Birmingham Post column – sporting data

Sometimes the column I write for the Birmingham Post materialises online – other times it doesn’t. When it doesn’t (not sure why it doesn’t) I’ll reproduce here (although newspaper columns are such a different tone to posts on blogs).

This one was a version of the presentation I gave at wxwm2 the other week:

‘Mileage data to Inspire’
Published Monday 6th July (hey, that was my birthday!).

“Years that end in odd numbers usually make for dull sporting summers as the Olympics and the major footballing tournaments only occupy the even numbered years. However, as well as annual tournaments such as Wimbledon we do have a World Athletics Championship and The Ashes to look forward to this summer.

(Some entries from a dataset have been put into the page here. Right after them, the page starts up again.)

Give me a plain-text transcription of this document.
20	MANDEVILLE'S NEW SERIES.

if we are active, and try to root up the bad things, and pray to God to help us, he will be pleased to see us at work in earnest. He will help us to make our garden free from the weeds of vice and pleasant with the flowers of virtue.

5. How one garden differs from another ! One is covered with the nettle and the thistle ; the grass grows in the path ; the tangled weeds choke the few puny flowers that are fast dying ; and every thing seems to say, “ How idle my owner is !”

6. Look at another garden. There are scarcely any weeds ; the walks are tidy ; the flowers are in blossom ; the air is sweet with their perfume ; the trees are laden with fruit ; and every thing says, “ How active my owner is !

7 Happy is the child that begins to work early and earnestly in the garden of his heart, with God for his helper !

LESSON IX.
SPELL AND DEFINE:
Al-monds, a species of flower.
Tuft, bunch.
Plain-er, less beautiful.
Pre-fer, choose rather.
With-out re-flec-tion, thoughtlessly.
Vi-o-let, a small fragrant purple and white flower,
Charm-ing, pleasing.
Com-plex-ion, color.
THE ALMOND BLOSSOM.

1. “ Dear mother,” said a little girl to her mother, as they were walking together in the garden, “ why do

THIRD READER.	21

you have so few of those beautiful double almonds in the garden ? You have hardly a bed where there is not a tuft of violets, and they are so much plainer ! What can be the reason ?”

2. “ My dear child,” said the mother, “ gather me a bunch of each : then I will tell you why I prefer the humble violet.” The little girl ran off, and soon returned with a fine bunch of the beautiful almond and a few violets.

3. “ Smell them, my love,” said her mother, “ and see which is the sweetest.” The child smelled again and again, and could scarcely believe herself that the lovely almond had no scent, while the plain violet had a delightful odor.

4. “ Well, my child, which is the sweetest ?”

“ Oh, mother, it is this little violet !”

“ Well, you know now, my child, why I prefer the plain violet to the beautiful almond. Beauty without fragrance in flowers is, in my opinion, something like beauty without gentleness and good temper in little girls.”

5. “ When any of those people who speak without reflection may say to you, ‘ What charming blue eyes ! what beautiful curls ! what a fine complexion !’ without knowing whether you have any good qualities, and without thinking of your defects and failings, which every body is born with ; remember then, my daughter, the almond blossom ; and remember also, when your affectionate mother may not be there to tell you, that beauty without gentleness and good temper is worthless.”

But given how concerned the government are with obesity levels it’ll take more than the sight of a group of blokes throwing balls at each other to persuade a nation of sport-loving couch potatoes to do something about their own health and wellbeing

All the data tells us we’re fat and we’re getting fatter. In fact not only are we fat but our kids are fat and even our pets are fat. Given the state of the economy the only thing that isn’t fat is our wallets. So what’s the approach taken to deal with this? It’s simple – an advertising campaign to remind us how fat we are that goes out of its way to blame computer games and television as the main culprits.

I’m not denying that the Change for Life campaign hasn’t persuaded some people to get off their backside but there’s so much already happening that we could celebrate rather than just play a familiar blame game. Take running for example. On any random weekend there are about 50 organised amateur races happening around the UK with about 50,000 – 100,000 runners taking part. In total that’s up to a million kilometres covered. And that doesn’t even include all the people just running by themselves for training or those running around Sunday league football pitches.

Many runners use GPS watches or other devices to track routes and record mileage. Now imagine all that mileage data gathered on a single map – a map that instead of sending a dour message about our laziness would celebrate ordinary citizens’ everyday sporting activity. What a powerful message that would be that might inspire others to join in.

We’ve got an Olympics coming up in 2012 and so far the only mass participation angle seems to be focused around the Cultural Olympiad. Nothing wrong with that but amateur sport is something that gets overlooked too often. It’s a shame as it’s got the mass participation thing down to a tee in a way the arts can only dream about.

So why not badge up Sunday morning football games as ‘inspired by 2012’. Have every jogger blog, tweet or map their runs as part of a national celebration of sporting engagement leading up to 2012. A digital campaign that visualises mass participation could inspire us all to get off our backsides.”